Tuesday, January 19, 2016

Martin Luther King, Jr.

                We celebrated another Martin Luther King, Jr. Day this week just as we do every year.  Reverend King marched to help African Americans be assimilated into American society.  Yet here we are sixty years later with more divisive conditions than we have had since the death of Reverend King.  We should be asking ourselves why. 

                An article by Peter C. Myers was published by The Daily Signal about the divisions we face.  “Of our present circumstances, we can say that as a nation we are sharply divided over the chronically divisive issue of race – perhaps more dangerously divided over this issue than at any other point in the post-1960s, post-King, post-civil rights era.
                “We are divided over the boundaries of permissible speech on college campuses; over universities’ use of racial and ethnic classifications in admissions; over states’ enactments of stricter voter registration laws; and, above all, over the deaths of various African Americans in encounters with police officers and the consequent emergence of the `Black Lives Matter’ protest movement.
                “Beneath those concrete controversies are divisions touching the republic’s first principles.  At that deep level we divide regarding the nature and grounds of rights, the requisites for the rule of law, the proper mode and extent of racial integration – even over the grounds of allegiance to America.”
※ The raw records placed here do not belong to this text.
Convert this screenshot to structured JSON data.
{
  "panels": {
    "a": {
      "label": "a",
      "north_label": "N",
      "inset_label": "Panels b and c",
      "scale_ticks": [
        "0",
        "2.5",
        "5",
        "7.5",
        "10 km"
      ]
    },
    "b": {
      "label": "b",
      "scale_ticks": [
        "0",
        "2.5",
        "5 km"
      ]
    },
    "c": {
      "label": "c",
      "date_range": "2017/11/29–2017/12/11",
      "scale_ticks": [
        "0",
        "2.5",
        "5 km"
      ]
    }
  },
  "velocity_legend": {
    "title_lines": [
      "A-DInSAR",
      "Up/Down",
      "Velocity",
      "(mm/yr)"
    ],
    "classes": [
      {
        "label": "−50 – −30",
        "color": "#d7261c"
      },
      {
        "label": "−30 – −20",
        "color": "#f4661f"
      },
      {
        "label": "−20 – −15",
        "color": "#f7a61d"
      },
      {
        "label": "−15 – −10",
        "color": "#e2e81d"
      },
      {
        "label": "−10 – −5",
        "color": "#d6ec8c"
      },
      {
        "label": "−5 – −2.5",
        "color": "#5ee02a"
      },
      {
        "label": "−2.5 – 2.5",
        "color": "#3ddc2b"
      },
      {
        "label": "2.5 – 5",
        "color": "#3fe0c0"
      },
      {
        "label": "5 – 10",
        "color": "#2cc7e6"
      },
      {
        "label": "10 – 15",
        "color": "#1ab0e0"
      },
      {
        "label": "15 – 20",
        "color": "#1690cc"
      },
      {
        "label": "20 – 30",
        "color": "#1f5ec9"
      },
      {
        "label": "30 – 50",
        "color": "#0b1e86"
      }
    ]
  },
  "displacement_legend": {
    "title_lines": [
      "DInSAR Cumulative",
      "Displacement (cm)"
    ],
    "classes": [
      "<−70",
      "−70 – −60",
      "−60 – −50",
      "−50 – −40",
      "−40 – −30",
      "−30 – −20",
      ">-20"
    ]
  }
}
                Reverend King said that he had a dream that no one would be judged by the color of their skin.  Why have we become so divisive about something that should never have taken place in the first place? We should be treating each other as human beings regardless of the color of our skin.  We are all children of a loving Heavenly Father.  He loves all His children, and He will hold each responsible in a future day for the way we treat each other.  Oh, how I would like to see some big changes for good in our nation before next Martin Luther King, Jr. Day!